Warbois moved into position in between others as the armored Terrans checked their weapons and got ready. To Vuxten it felt almost as if the jungle was waiting, as if it was gathering itself, clenching like a fist.
”You feel it, don't you, brother?” the female Terran with the slit throat burbled, turning to look at Vuxten.
”Yes, sister,” Vuxten said.
--sixty seconds-- 471 warned.
”Sixty seconds, brothers,” Vuxten called out.
”Incoming artillery in ninety seconds,” One of the heavy armored humans called out.
”Close air support on station,” another roared. There was a faint tremor again.
One of the huge robotic looking ones raised its arms to the sky and screamed in rage.
--thirty seconds--
”Thirty seconds!” Vuxten warned.
”Sixty seconds till artillery impace,” another called out.
Vuxten's armor notified him of incoming artillery, high parabolic arcs fired by 223 Field Artillery Regiment. Fuel air explosives coming in aimed around the grouped up troops.
”FIFTEEN SECONDS!” Vuxten yelled. Another mild quake shuddered across the clearing.
The large robotic looking ones readied their weapons.
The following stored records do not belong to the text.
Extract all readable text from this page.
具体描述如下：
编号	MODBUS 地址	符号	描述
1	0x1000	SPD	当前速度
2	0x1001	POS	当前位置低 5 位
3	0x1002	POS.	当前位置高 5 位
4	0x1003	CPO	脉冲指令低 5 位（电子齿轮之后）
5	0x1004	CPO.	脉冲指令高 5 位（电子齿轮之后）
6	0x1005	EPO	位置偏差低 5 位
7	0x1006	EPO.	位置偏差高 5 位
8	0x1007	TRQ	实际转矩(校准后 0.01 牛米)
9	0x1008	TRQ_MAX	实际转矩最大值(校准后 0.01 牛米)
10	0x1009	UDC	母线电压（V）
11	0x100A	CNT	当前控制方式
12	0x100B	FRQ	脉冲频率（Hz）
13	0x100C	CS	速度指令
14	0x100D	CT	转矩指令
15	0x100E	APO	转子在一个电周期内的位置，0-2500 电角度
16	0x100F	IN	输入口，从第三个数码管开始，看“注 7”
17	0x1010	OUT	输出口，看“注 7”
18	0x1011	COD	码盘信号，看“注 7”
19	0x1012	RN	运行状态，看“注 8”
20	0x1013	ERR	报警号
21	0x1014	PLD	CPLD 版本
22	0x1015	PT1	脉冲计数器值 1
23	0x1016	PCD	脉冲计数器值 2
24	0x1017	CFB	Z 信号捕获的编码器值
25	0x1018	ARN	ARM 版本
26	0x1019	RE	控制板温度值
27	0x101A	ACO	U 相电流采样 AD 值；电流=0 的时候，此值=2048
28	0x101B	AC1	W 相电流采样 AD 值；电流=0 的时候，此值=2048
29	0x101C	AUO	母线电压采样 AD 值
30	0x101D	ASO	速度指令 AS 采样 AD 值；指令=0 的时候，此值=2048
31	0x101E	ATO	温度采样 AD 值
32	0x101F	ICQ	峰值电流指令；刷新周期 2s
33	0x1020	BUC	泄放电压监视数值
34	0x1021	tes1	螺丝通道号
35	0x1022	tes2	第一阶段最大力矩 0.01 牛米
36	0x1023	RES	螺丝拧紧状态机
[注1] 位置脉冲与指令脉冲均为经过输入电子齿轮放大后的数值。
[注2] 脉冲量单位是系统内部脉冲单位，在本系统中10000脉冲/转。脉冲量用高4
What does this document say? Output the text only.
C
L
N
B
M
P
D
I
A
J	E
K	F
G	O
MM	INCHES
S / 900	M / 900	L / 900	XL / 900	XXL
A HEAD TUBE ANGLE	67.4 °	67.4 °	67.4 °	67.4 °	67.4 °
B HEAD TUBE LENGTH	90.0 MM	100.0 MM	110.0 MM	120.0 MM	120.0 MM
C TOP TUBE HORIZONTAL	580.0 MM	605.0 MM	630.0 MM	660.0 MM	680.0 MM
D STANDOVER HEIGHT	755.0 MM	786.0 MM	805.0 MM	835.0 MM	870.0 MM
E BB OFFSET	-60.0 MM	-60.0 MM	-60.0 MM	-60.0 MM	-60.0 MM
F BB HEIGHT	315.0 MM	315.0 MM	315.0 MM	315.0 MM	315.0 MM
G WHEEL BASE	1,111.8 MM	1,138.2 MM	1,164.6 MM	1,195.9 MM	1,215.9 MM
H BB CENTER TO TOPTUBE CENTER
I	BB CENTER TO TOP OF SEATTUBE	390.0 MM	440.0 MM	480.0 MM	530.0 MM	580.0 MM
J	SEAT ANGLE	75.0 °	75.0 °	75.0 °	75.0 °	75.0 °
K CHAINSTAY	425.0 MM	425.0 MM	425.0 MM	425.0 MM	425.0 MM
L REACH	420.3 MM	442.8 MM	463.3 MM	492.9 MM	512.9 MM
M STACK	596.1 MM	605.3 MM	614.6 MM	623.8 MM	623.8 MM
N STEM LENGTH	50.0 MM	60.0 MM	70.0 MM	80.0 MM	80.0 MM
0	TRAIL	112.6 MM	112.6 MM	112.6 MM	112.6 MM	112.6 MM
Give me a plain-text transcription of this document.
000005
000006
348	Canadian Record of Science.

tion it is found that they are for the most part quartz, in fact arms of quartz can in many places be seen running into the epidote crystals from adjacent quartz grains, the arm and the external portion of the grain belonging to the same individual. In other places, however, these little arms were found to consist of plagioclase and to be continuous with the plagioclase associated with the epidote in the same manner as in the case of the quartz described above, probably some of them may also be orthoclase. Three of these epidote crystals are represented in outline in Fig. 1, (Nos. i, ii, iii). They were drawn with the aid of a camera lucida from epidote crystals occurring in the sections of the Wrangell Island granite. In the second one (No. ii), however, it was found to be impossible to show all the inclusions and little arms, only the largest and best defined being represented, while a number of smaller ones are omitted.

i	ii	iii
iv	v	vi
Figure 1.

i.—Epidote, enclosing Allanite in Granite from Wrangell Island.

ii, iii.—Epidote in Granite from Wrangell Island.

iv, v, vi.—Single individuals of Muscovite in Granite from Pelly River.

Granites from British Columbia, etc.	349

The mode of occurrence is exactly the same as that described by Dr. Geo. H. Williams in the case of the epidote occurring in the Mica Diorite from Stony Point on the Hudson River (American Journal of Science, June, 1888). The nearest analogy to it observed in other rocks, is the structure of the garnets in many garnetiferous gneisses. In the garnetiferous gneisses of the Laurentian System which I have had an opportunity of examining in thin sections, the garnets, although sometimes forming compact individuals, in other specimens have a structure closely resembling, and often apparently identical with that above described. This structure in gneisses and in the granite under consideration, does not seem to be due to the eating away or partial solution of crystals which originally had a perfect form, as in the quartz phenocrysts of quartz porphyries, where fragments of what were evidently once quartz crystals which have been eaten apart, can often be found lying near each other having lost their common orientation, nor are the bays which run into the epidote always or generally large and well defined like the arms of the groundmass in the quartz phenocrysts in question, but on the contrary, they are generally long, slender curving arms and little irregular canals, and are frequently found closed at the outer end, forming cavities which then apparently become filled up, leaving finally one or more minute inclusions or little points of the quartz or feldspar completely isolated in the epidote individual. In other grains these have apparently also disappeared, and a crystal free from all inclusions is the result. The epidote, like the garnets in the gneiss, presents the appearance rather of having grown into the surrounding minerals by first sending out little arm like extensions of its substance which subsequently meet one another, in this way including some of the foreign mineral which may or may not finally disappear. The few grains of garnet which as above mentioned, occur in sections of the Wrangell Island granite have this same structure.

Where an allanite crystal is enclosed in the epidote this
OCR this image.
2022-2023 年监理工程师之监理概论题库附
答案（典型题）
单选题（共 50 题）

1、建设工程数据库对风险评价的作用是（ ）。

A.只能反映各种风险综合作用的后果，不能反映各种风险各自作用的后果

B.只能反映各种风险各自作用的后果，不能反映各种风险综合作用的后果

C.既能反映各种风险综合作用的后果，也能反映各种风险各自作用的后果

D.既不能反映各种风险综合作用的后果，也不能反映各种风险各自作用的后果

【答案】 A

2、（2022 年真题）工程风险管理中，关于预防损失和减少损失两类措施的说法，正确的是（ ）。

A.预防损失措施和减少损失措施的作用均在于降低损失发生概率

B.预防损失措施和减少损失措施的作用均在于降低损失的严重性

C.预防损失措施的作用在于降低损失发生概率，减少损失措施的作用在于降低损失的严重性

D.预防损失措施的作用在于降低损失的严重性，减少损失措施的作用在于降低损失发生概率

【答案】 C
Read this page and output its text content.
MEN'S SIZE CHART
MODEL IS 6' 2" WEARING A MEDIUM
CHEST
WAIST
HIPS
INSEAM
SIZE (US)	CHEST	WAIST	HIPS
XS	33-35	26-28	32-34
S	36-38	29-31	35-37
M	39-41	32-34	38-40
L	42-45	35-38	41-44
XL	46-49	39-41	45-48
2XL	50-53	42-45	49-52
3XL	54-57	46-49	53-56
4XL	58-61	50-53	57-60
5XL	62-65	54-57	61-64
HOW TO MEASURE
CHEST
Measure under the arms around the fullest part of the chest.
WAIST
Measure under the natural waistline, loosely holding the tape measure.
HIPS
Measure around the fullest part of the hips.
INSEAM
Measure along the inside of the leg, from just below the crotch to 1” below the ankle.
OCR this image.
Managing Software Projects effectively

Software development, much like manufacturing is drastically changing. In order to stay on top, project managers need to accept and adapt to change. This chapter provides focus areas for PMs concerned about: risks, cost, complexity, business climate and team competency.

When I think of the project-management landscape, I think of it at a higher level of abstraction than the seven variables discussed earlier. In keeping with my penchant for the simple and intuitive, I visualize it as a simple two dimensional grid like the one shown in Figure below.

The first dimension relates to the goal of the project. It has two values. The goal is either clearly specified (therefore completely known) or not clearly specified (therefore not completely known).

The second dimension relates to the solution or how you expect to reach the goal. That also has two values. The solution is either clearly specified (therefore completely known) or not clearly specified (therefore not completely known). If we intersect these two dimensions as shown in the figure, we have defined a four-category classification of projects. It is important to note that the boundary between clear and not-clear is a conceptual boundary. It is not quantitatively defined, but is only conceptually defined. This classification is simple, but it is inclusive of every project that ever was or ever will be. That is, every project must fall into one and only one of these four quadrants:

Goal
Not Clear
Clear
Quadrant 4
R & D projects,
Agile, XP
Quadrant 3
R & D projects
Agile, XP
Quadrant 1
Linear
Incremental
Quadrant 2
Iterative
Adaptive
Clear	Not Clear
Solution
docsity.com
Vuxten could feel the hatred of the jungle, feel it tensing and getting ready. It was almost pounding at him, waves of hatred that were getting stronger and stronger. Not like the dismissive empty disdain of the Overseers, not like the negligent anger of the Precursor machines, unlike the clean burning wrath and hate of the Imperium troops. The hatred he could feel from the jungle was greasy, cloying, almost gleeful in its hatred of him. Like it wanted to not only kill him but completely obliterate him.
That feeling was one of the reasons he hated the jungle and its creatures.
The countdown ended and a hush fell over the large clearing, even the hissing of the armor and power chassis becoming muted, the idling chainswords seeming to recede, the burning hiss of the flamers quieting.